Allah'a İtâat ve Resûlullah'a İttibâ - Hutbe - 25 Ocak 1985

5 Ocak 2023 tarihinde yayınlanmıştır.

Nasihat

HUTBE

Kâlallahu Teâla fî Kitâbihi'l-Azîz.
Eûzübillahimineşşeytânirracîm.
Bismillahirrahmânirrahîm.
Yâ eyyühellezîne âmenu't-tekullâhe ve'l-tenzur nefsün mâ kaddemet li gadin vettekullâh, innallâhe habîrun bimâ ta'melûn.
Sadakallahü'l-Azîm.

Okumuş olduğum âyet-i celîle, Allah kelâmı olan ve son kitâb, cümle kitâbların ve suhufların zübdesi olan, Kur`ân-ı Azîmü'ş-Şân'da Sûre-i Haşır'dadır. 

Bu Sûre-i Haşr'ın sonunu mutlakâ okuyun ve ezberleyin ve akşam sabah bunu tilâvet ediniz. Resûl-i Ekrem sallallahu aleyhi vesellem, sabah namazından sonra ve akşam namazından sonra bu sûre-i celîlenin sonunu okurlardı. "hüvallahüllezî lâ ilâhe illâ hû", ilâ âhirih. Akşamdan okuyan sabaha kadar kâfî gelir. Sabahdan okuyana da akşama kadar kâfî gelir. Bu kadar söylüyoruz. İçerisinde ism-i a'zam vardır. En ehemm-i mühimmi de Resûl-i Ekrem'in yapdığı bir sünnet-i seniyyedir. Resûlullah'ın âdetidir, sünnetidir. Resûlullah'ın sünnetini icrâ edenler, malûm ya, yüz şehîd sevâbı alırlar ve Allah'ın sevgilileri arasına dâhil olurlar, Resûl-i Ekrem'in sünnetini kim ihyâ ederse. Çünkü Resûl Ekrem, sevgili peygamberimiz, Allah'ın sevgilisidir, habîbullahdır. 

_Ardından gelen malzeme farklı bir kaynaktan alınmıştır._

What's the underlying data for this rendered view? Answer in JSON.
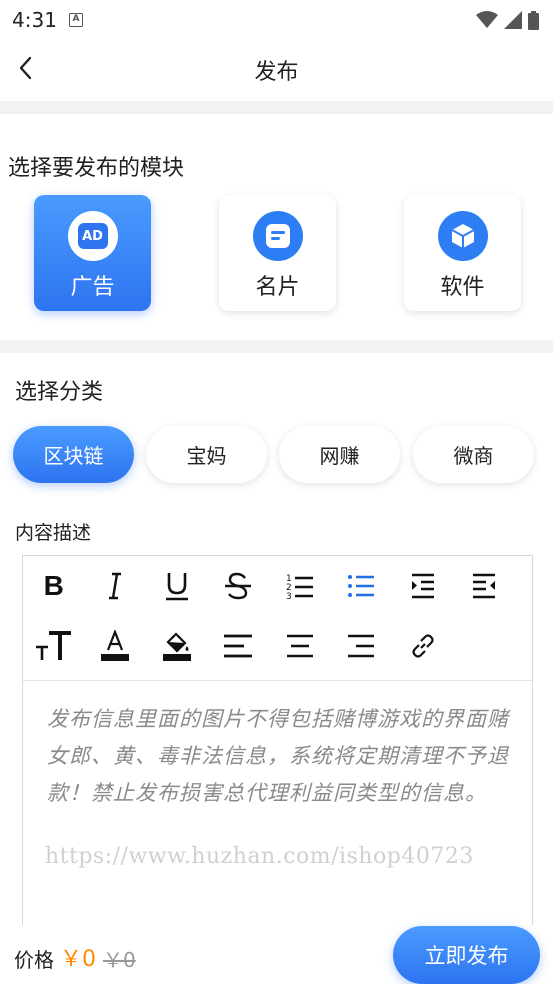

Malûm-ı ihsânınız, hepimiz biliriz ki, Hazret-i Ömer'in makâmı Dîn-i İslâm'da ne kadar yücedir. Yalnız müslümanlar değil, gayr-ı müslimler de Hazret-i Ömer'in hakkını teslîm ediyorlar. Meselâ bir zamanlar Amerikan reisicumhuru "Burası Beyazsaray değil Ömer'in kulubesi" demişdi. Yani adâlet yeri manâsına getiriyor. Yine bazı gayr-ı müslimlerin devlet dâirelerinde, köle devenin üstünde, deveyi yeden Ömer, o resimleri yapmışlar. Kudüs'e girerken Hazret-i Ömer radıyallahu anh Hazretleri bir fersah kölesini deveye bindirmiş, bir fersah deveyi çekmiş, bir fersah kendi binmiş, kölesi deveyi çekmişdir. Öyle âdil bir insan. Ve Kudüs'e gelirken, Kudüs'e girerken de nöbet, olacak ya, köleye düşmüş. Demişler ki "Yâ Emîre'l-müminîn, siz bu nöbeti alın kölenin elinden, sonra onun hakkını ödersiniz" demişler, "Yok" demiş, "Ya ölüm yetişirse". Ölüm yetişirse! Çünkü bizi takîb eden bir ölüm var peşimizde, ensemizde dolaşıyor kılıç. Melekü'l-mevt'in kılıcı dolaşıyor. İşte bu Ömer.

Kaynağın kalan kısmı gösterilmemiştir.